It’s the last day of March and we have only a few days left here in Costa Rica. We are talking about going back to China to teach as we both are having trouble filling in our hours and days. We won’t be making the decision until later this spring or early summer.
I got this photo yesterday and as with some of my past images, I did some photo editing to make it softer and fuzzier. Despite that, my depression is still evident. I somehow think I need a break from being here and posting. I have been thinking of deleting the blog site but I have a sense that it would be a mistake.
Since we will soon be home, I hope that life will keep me busy enough so that I don’t think too much. Here, just as the photo indicates, I think too much. I will leave everything here as it is in hopes that I will be well enough to return.

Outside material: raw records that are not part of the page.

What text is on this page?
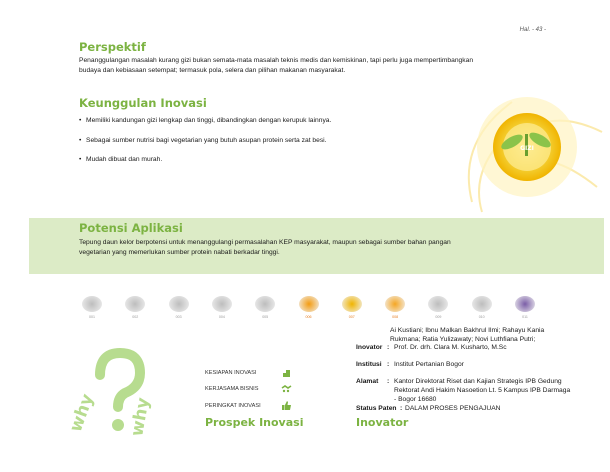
Hal. - 43 -
Perspektif
Penanggulangan masalah kurang gizi bukan semata-mata masalah teknis medis dan kemiskinan, tapi perlu juga mempertimbangkan budaya dan kebiasaan setempat; termasuk pola, selera dan pilihan makanan masyarakat.
Keunggulan Inovasi
• Memiliki kandungan gizi lengkap dan tinggi, dibandingkan dengan kerupuk lainnya.
• Sebagai sumber nutrisi bagi vegetarian yang butuh asupan protein serta zat besi.
• Mudah dibuat dan murah.
GIZI
Potensi Aplikasi
Tepung daun kelor berpotensi untuk menanggulangi permasalahan KEP masyarakat, maupun sebagai sumber bahan pangan vegetarian yang memerlukan sumber protein nabati berkadar tinggi.
001	002	003	004	005	006	007	008	009	010	011
Ai Kustiani; Ibnu Malkan Bakhrul Ilmi; Rahayu Kania Rukmana; Ratia Yulizawaty; Novi Luthfiana Putri;
Inovator : Prof. Dr. drh. Clara M. Kusharto, M.Sc
Institusi : Institut Pertanian Bogor
Alamat : Kantor Direktorat Riset dan Kajian Strategis IPB Gedung Rektorat Andi Hakim Nasoetion Lt. 5 Kampus IPB Darmaga - Bogor 16680
Status Paten : DALAM PROSES PENGAJUAN
why why
KESIAPAN INOVASI
KERJASAMA BISNIS
PERINGKAT INOVASI
Prospek Inovasi	Inovator
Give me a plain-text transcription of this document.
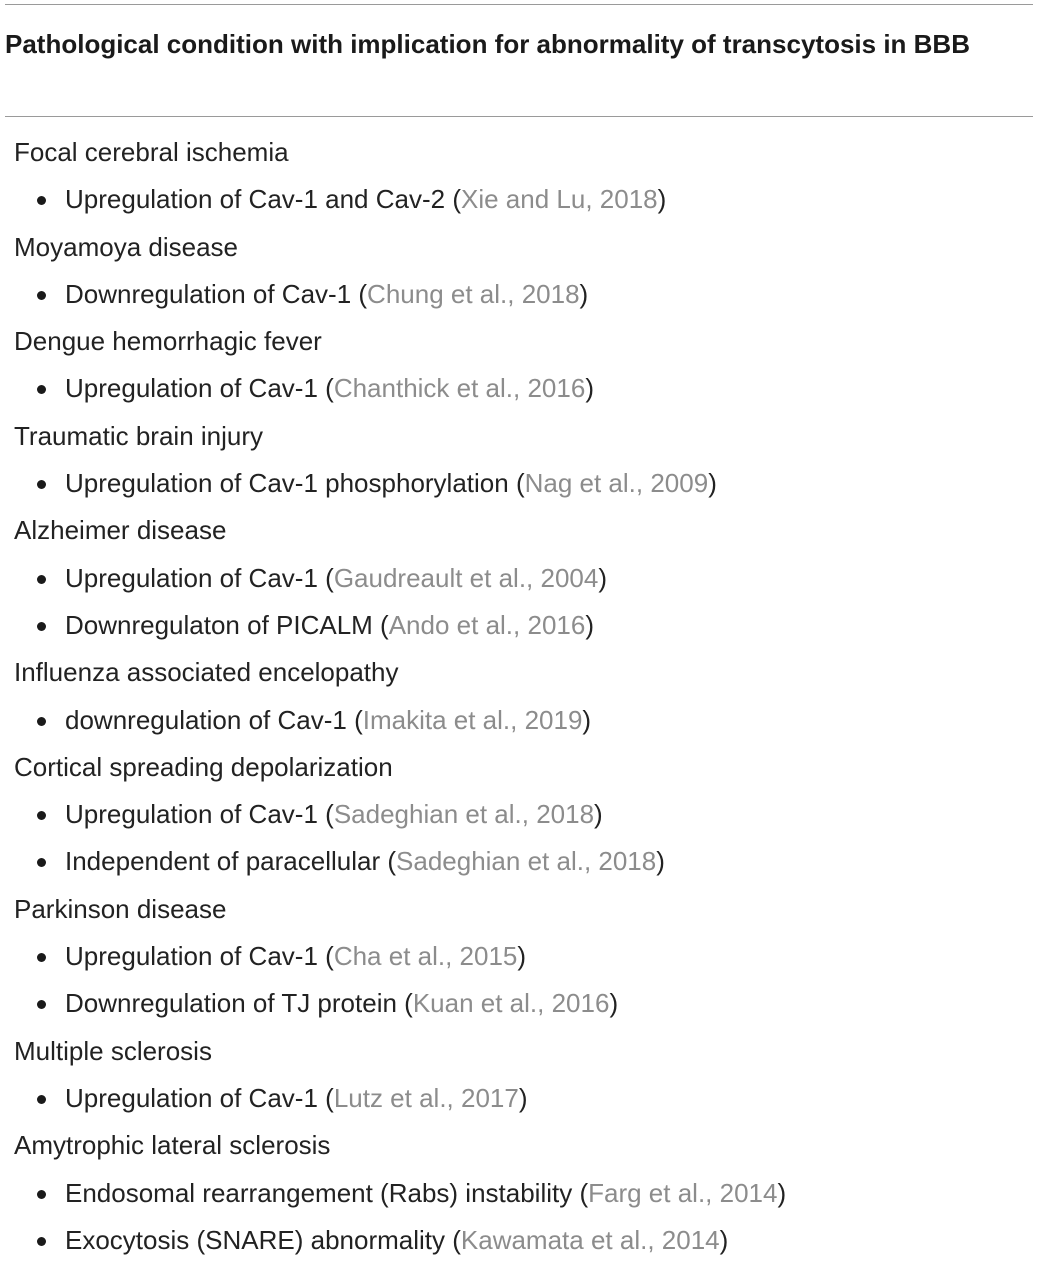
Pathological condition with implication for abnormality of transcytosis in BBB
Focal cerebral ischemia
Upregulation of Cav-1 and Cav-2 (Xie and Lu, 2018)
Moyamoya disease
Downregulation of Cav-1 (Chung et al., 2018)
Dengue hemorrhagic fever
Upregulation of Cav-1 (Chanthick et al., 2016)
Traumatic brain injury
Upregulation of Cav-1 phosphorylation (Nag et al., 2009)
Alzheimer disease
Upregulation of Cav-1 (Gaudreault et al., 2004)
Downregulaton of PICALM (Ando et al., 2016)
Influenza associated encelopathy
downregulation of Cav-1 (Imakita et al., 2019)
Cortical spreading depolarization
Upregulation of Cav-1 (Sadeghian et al., 2018)
Independent of paracellular (Sadeghian et al., 2018)
Parkinson disease
Upregulation of Cav-1 (Cha et al., 2015)
Downregulation of TJ protein (Kuan et al., 2016)
Multiple sclerosis
Upregulation of Cav-1 (Lutz et al., 2017)
Amytrophic lateral sclerosis
Endosomal rearrangement (Rabs) instability (Farg et al., 2014)
Exocytosis (SNARE) abnormality (Kawamata et al., 2014)
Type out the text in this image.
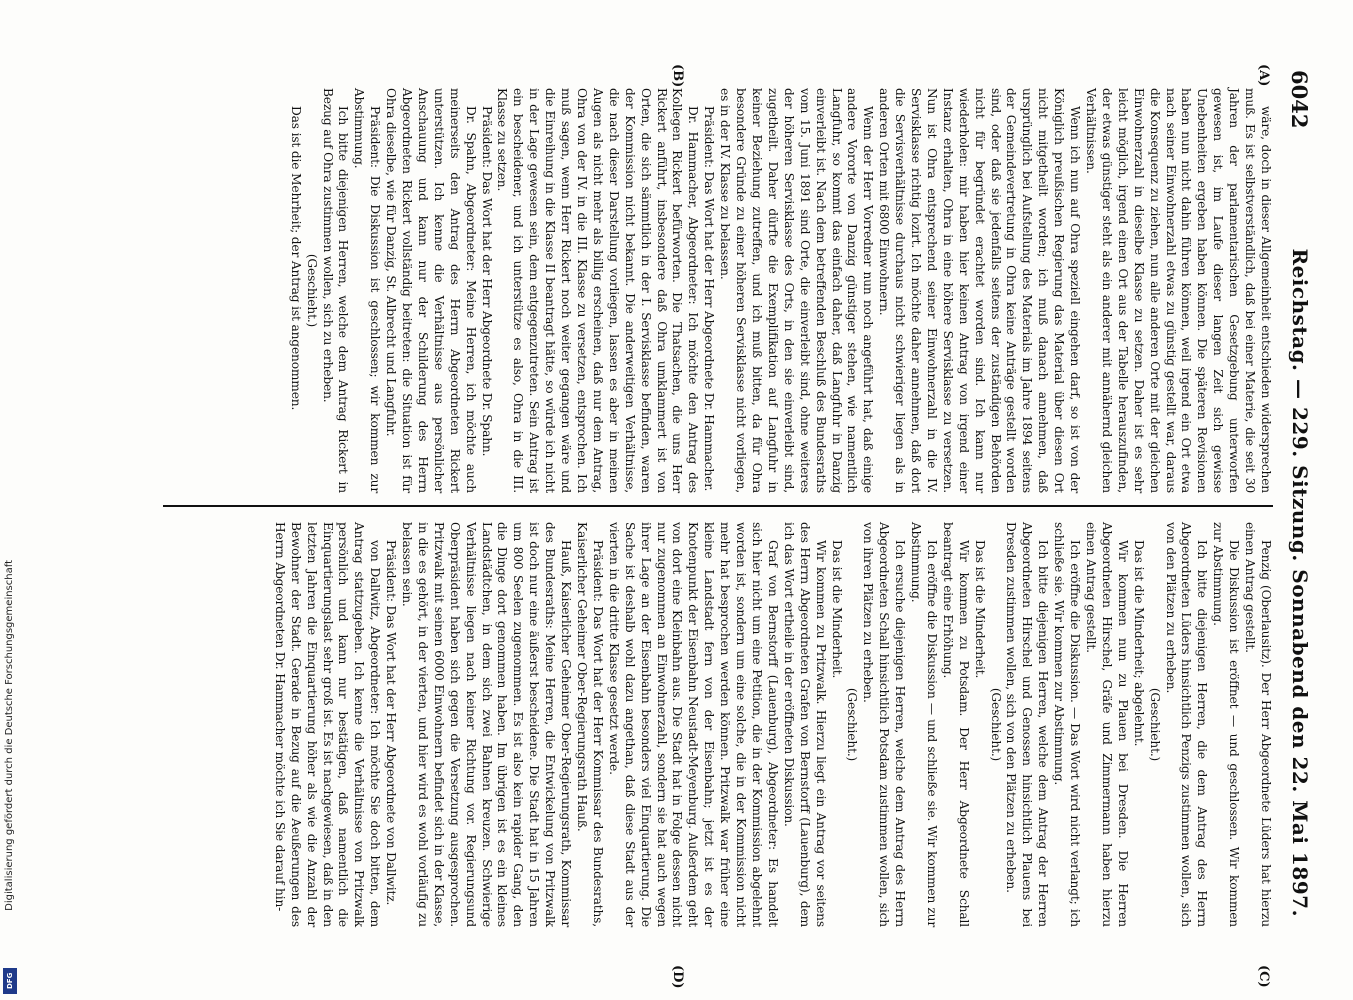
6042
Reichstag. — 229. Sitzung. Sonnabend den 22. Mai 1897.
(A)
(B)
(C)
(D)

wäre, doch in dieser Allgemeinheit entschieden widersprechen muß. Es ist selbstverständlich, daß bei einer Materie, die seit 30 Jahren der parlamentarischen Gesetzgebung unterworfen gewesen ist, im Laufe dieser langen Zeit sich gewisse Unebenheiten ergeben haben können. Die späteren Revisionen haben nun nicht dahin führen können, weil irgend ein Ort etwa nach seiner Einwohnerzahl etwas zu günstig gestellt war, daraus die Konsequenz zu ziehen, nun alle anderen Orte mit der gleichen Einwohnerzahl in dieselbe Klasse zu setzen. Daher ist es sehr leicht möglich, irgend einen Ort aus der Tabelle herauszufinden, der etwas günstiger steht als ein anderer mit annähernd gleichen Verhältnissen.

Wenn ich nun auf Ohra speziell eingehen darf, so ist von der Königlich preußischen Regierung das Material über diesen Ort nicht mitgetheilt worden; ich muß danach annehmen, daß ursprünglich bei Aufstellung des Materials im Jahre 1894 seitens der Gemeindevertretung in Ohra keine Anträge gestellt worden sind, oder daß sie jedenfalls seitens der zuständigen Behörden nicht für begründet erachtet worden sind. Ich kann nur wiederholen: mir haben hier keinen Antrag von irgend einer Instanz erhalten, Ohra in eine höhere Servisklasse zu versetzen. Nun ist Ohra entsprechend seiner Einwohnerzahl in die IV. Servisklasse richtig lozirt. Ich möchte daher annehmen, daß dort die Servisverhältnisse durchaus nicht schwieriger liegen als in anderen Orten mit 6800 Einwohnern.

Wenn der Herr Vorredner nun noch angeführt hat, daß einige andere Vororte von Danzig günstiger stehen, wie namentlich Langfuhr, so kommt das einfach daher, daß Langfuhr in Danzig einverleibt ist. Nach dem betreffenden Beschluß des Bundesraths vom 15. Juni 1891 sind Orte, die einverleibt sind, ohne weiteres der höheren Servisklasse des Orts, in den sie einverleibt sind, zugetheilt. Daher dürfte die Exemplifikation auf Langfuhr in keiner Beziehung zutreffen, und ich muß bitten, da für Ohra besondere Gründe zu einer höheren Servisklasse nicht vorliegen, es in der IV. Klasse zu belassen.

Präsident: Das Wort hat der Herr Abgeordnete Dr. Hammacher.

Dr. Hammacher, Abgeordneter: Ich möchte den Antrag des Kollegen Rickert befürworten. Die Thatsachen, die uns Herr Rickert anführt, insbesondere daß Ohra umklammert ist von Orten, die sich sämmtlich in der I. Servisklasse befinden, waren der Kommission nicht bekannt. Die anderweitigen Verhältnisse, die nach dieser Darstellung vorliegen, lassen es aber in meinen Augen als nicht mehr als billig erscheinen, daß nur dem Antrag, Ohra von der IV. in die III. Klasse zu versetzen, entsprochen. Ich muß sagen, wenn Herr Rickert noch weiter gegangen wäre und die Einreihung in die Klasse II beantragt hätte, so würde ich nicht in der Lage gewesen sein, dem entgegenzutreten. Sein Antrag ist ein bescheidener, und ich unterstütze es also, Ohra in die III. Klasse zu setzen.

Präsident: Das Wort hat der Herr Abgeordnete Dr. Spahn.

Dr. Spahn, Abgeordneter: Meine Herren, ich möchte auch meinerseits den Antrag des Herrn Abgeordneten Rickert unterstützen. Ich kenne die Verhältnisse aus persönlicher Anschauung und kann nur der Schilderung des Herrn Abgeordneten Rickert vollständig beitreten: die Situation ist für Ohra dieselbe, wie für Danzig, St. Albrecht und Langfuhr.

Präsident: Die Diskussion ist geschlossen; wir kommen zur Abstimmung.

Ich bitte diejenigen Herren, welche dem Antrag Rickert in Bezug auf Ohra zustimmen wollen, sich zu erheben.

(Geschieht.)

Das ist die Mehrheit; der Antrag ist angenommen.

Penzig (Oberlausitz). Der Herr Abgeordnete Lüders hat hierzu einen Antrag gestellt.

Die Diskussion ist eröffnet — und geschlossen. Wir kommen zur Abstimmung.

Ich bitte diejenigen Herren, die dem Antrag des Herrn Abgeordneten Lüders hinsichtlich Penzigs zustimmen wollen, sich von den Plätzen zu erheben.

(Geschieht.)

Das ist die Minderheit; abgelehnt.

Wir kommen nun zu Plauen bei Dresden. Die Herren Abgeordneten Hirschel, Gräfe und Zimmermann haben hierzu einen Antrag gestellt.

Ich eröffne die Diskussion. — Das Wort wird nicht verlangt; ich schließe sie. Wir kommen zur Abstimmung.

Ich bitte diejenigen Herren, welche dem Antrag der Herren Abgeordneten Hirschel und Genossen hinsichtlich Plauens bei Dresden zustimmen wollen, sich von den Plätzen zu erheben.

(Geschieht.)

Das ist die Minderheit.

Wir kommen zu Potsdam. Der Herr Abgeordnete Schall beantragt eine Erhöhung.

Ich eröffne die Diskussion — und schließe sie. Wir kommen zur Abstimmung.

Ich ersuche diejenigen Herren, welche dem Antrag des Herrn Abgeordneten Schall hinsichtlich Potsdam zustimmen wollen, sich von ihren Plätzen zu erheben.

(Geschieht.)

Das ist die Minderheit.

Wir kommen zu Pritzwalk. Hierzu liegt ein Antrag vor seitens des Herrn Abgeordneten Grafen von Bernstorff (Lauenburg), dem ich das Wort ertheile in der eröffneten Diskussion.

Graf von Bernstorff (Lauenburg), Abgeordneter: Es handelt sich hier nicht um eine Petition, die in der Kommission abgelehnt worden ist, sondern um eine solche, die in der Kommission nicht mehr hat besprochen werden können. Pritzwalk war früher eine kleine Landstadt fern von der Eisenbahn; jetzt ist es der Knotenpunkt der Eisenbahn Neustadt-Meyenburg. Außerdem geht von dort eine Kleinbahn aus. Die Stadt hat in Folge dessen nicht nur zugenommen an Einwohnerzahl, sondern sie hat auch wegen ihrer Lage an der Eisenbahn besonders viel Einquartierung. Die Sache ist deshalb wohl dazu angethan, daß diese Stadt aus der vierten in die dritte Klasse gesetzt werde.

Präsident: Das Wort hat der Herr Kommissar des Bundesraths, Kaiserlicher Geheimer Ober-Regierungsrath Hauß.

Hauß, Kaiserlicher Geheimer Ober-Regierungsrath, Kommissar des Bundesraths: Meine Herren, die Entwickelung von Pritzwalk ist doch nur eine äußerst bescheidene. Die Stadt hat in 15 Jahren um 800 Seelen zugenommen. Es ist also kein rapider Gang, den die Dinge dort genommen haben. Im übrigen ist es ein kleines Landstädtchen, in dem sich zwei Bahnen kreuzen. Schwierige Verhältnisse liegen nach keiner Richtung vor. Regierungsund Oberpräsident haben sich gegen die Versetzung ausgesprochen. Pritzwalk mit seinen 6000 Einwohnern befindet sich in der Klasse, in die es gehört, in der vierten, und hier wird es wohl vorläufig zu belassen sein.

Präsident: Das Wort hat der Herr Abgeordnete von Dallwitz.

von Dallwitz, Abgeordneter: Ich möchte Sie doch bitten, dem Antrag stattzugeben. Ich kenne die Verhältnisse von Pritzwalk persönlich und kann nur bestätigen, daß namentlich die Einquartierungslast sehr groß ist. Es ist nachgewiesen, daß in den letzten Jahren die Einquartierung höher als wie die Anzahl der Bewohner der Stadt. Gerade in Bezug auf die Aeußerungen des Herrn Abgeordneten Dr. Hammacher möchte ich Sie darauf hin-

Digitalisierung gefördert durch die Deutsche Forschungsgemeinschaft
DFG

I am hesitating in putting this image here. I know that it is a photo of a penis, but I don’t think I could call it a dick pic. There is nothing sexual about it. There is a story behind the image that needs telling. But before I tell it, I have to say that I am not doing well mentally. I have fallen into a depression. Or, perhaps I should say that a long term depression has been building up and affecting my way of relating with the world in general and my wife in particular.
Two days ago while I was laying on my back on our bed in the middle of the afternoon, my wife placed this bandage on the tip of my penis. She said something about it being broken. Why she said this, I don’t know and I didn’t ask. I was too depressed to engage in conversation. I was wounded to my psychological core. Perhaps it has been partially about having too much time on my hands with too much thinking going on in the background. My Jungian Lens blog posts have been “heavy” and digging deep into masculine psychology.
My wife recognised that I was suffering as we have been down this road before in the 90s before I went for psychoanalysis. Her action was about caring and trying to add a bit of humour. I am blessed to have her by my side as I ride these waves of depression. So what had set off this round of depression? I think we both saw my lack of purpose and meaning at the heart of it. There will have to be some changes if I am to get out of this swampland of the soul.
I am definitely turning red, not the same red as one gets from a sunburn, but a rich red-brown colour, and it pleases me. I am almost matching the colour of the private sunning space accessed from our bedroom. I can’t believe that it is already March. In a way, that is a depressing thought as it means that we will be returning to winter in Saskatchewan and the Canadian prairies. I am surprised at how much easier it is to post a photo such as this considering that this is really something new for me.
I have been enjoying Playa Jaco. As with Cuba and Mexico, I have been able to get in some skinny dipping in the ocean once evening darkness appears. Lately, I have been able to do the same in the daytime during high tide when a creek emptying into the north end of the beach becomes deep enough to hide me when I slip off my bathing suit.
We have been on several trips that have taken us to see an active volcano, crocodiles in a river, wild tropical birds, a butterfly refuge, and to do some snorkelling. We have decided that we won’t be returning to Costa Rica as there are too many other tropical places to see. We aren’t old enough to settle down in one winter place as snowbirds. Where we will go next is yet to be decided, With that decision made, we are seeing as much of this country as we can.